Ralf Krämer (FWV) erwartet nun, "dass die Verwaltung die genannten Punkte abarbeitet und dem Gemeinderat einen Bericht vorlegt". Stefan Schmidt (CDU) denkt, dass größere Aufträge so gestückelt wurden, dass der Bürgermeister über jeweils 30.000 Euro ohne Zustimmung des Gemeinderates entscheiden konnte. "Das hat schon ein G'schmäckle!" Fraktionskollege Eduard Asmus beklagt "zahlreiche Überzahlungen, die zurück gefordert werden müssten". Bauamtsleiterin Marta Czarnecki versprach, dass dies jetzt geschehen werde. 

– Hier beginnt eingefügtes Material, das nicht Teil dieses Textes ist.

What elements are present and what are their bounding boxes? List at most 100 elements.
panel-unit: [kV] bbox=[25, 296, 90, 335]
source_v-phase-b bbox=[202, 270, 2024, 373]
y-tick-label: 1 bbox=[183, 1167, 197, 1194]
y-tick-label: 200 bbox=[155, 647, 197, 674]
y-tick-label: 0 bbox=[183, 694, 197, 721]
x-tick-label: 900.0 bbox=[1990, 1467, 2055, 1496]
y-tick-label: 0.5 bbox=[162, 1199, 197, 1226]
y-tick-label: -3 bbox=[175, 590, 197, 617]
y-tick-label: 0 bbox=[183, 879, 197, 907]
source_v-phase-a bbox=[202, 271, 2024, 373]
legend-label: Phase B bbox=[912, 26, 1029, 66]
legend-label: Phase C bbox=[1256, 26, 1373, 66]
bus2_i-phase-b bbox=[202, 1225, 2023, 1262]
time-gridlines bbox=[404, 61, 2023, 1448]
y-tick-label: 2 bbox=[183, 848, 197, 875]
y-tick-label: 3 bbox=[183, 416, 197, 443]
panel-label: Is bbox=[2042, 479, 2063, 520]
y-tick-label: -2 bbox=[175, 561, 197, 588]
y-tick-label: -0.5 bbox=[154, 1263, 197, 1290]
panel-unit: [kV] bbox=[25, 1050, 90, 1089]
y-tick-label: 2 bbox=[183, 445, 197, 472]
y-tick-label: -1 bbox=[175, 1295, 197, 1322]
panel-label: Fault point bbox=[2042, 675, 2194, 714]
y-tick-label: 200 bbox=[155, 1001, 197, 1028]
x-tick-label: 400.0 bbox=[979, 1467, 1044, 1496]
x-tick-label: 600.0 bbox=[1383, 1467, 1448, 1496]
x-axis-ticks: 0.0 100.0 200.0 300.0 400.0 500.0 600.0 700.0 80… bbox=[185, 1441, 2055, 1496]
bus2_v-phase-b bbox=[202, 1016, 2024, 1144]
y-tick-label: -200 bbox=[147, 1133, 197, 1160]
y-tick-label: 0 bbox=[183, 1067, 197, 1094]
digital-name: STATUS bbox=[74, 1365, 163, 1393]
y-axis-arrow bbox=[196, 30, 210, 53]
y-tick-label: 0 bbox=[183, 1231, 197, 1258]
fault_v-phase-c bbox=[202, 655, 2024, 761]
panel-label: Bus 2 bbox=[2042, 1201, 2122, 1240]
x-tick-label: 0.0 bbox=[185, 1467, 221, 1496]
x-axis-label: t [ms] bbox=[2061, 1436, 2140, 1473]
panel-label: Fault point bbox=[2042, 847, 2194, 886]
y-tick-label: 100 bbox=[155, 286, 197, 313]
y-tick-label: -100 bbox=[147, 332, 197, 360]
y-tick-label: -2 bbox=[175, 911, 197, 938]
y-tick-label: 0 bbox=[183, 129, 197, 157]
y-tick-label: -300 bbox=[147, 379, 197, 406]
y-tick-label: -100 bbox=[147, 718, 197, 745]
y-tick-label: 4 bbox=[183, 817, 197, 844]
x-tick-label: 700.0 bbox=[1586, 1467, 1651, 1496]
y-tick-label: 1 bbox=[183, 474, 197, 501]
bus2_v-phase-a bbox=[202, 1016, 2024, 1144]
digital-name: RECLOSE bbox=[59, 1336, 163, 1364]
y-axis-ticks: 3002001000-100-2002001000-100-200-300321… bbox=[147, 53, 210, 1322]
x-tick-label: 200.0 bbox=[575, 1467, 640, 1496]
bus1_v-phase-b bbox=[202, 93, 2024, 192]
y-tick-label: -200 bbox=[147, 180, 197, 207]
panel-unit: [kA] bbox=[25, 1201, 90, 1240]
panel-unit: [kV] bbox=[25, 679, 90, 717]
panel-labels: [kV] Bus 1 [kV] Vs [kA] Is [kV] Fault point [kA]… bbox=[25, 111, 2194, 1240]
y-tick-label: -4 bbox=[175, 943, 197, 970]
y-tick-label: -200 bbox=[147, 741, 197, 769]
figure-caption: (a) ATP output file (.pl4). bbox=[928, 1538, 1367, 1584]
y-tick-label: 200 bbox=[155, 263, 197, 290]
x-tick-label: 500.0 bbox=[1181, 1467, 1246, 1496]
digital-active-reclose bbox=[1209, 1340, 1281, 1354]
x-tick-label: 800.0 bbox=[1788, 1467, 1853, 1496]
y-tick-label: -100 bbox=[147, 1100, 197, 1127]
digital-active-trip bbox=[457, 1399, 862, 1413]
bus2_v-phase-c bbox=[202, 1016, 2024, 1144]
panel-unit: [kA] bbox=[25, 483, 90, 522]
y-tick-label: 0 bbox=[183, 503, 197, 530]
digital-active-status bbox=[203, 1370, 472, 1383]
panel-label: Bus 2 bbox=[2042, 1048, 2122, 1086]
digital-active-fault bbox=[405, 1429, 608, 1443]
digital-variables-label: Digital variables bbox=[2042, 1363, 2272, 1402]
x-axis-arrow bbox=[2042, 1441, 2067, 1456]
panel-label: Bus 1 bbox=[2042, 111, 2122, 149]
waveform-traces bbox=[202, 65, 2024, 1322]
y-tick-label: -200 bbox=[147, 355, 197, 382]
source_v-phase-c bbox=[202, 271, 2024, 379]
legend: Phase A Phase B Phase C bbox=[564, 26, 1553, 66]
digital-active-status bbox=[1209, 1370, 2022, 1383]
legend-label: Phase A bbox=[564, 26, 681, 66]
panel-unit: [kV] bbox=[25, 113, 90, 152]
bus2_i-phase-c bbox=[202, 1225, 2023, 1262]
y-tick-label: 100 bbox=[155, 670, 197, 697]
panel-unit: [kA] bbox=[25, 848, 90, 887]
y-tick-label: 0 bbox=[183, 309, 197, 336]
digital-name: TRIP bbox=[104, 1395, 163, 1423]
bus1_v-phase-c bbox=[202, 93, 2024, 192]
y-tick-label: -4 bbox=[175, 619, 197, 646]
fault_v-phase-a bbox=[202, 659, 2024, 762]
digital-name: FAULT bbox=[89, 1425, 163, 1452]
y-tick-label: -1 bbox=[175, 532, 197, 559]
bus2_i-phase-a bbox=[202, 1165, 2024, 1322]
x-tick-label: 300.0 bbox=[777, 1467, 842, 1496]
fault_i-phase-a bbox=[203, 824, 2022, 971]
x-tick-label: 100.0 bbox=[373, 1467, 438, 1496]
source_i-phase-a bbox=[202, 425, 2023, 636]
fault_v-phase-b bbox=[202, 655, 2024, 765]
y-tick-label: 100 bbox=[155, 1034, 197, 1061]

Andreas Kraft (FWV), der als Stellvertreter des Bürgermeisters die Sitzung leitete, forderte eine "zügige Aufarbeitung der Missstände". Man müsse das Bauamt personell besser aufstellen, was zuvor auch schon Stefan Vachaja gefordert hatte. Es seien "einige Leute verloren gegangen". 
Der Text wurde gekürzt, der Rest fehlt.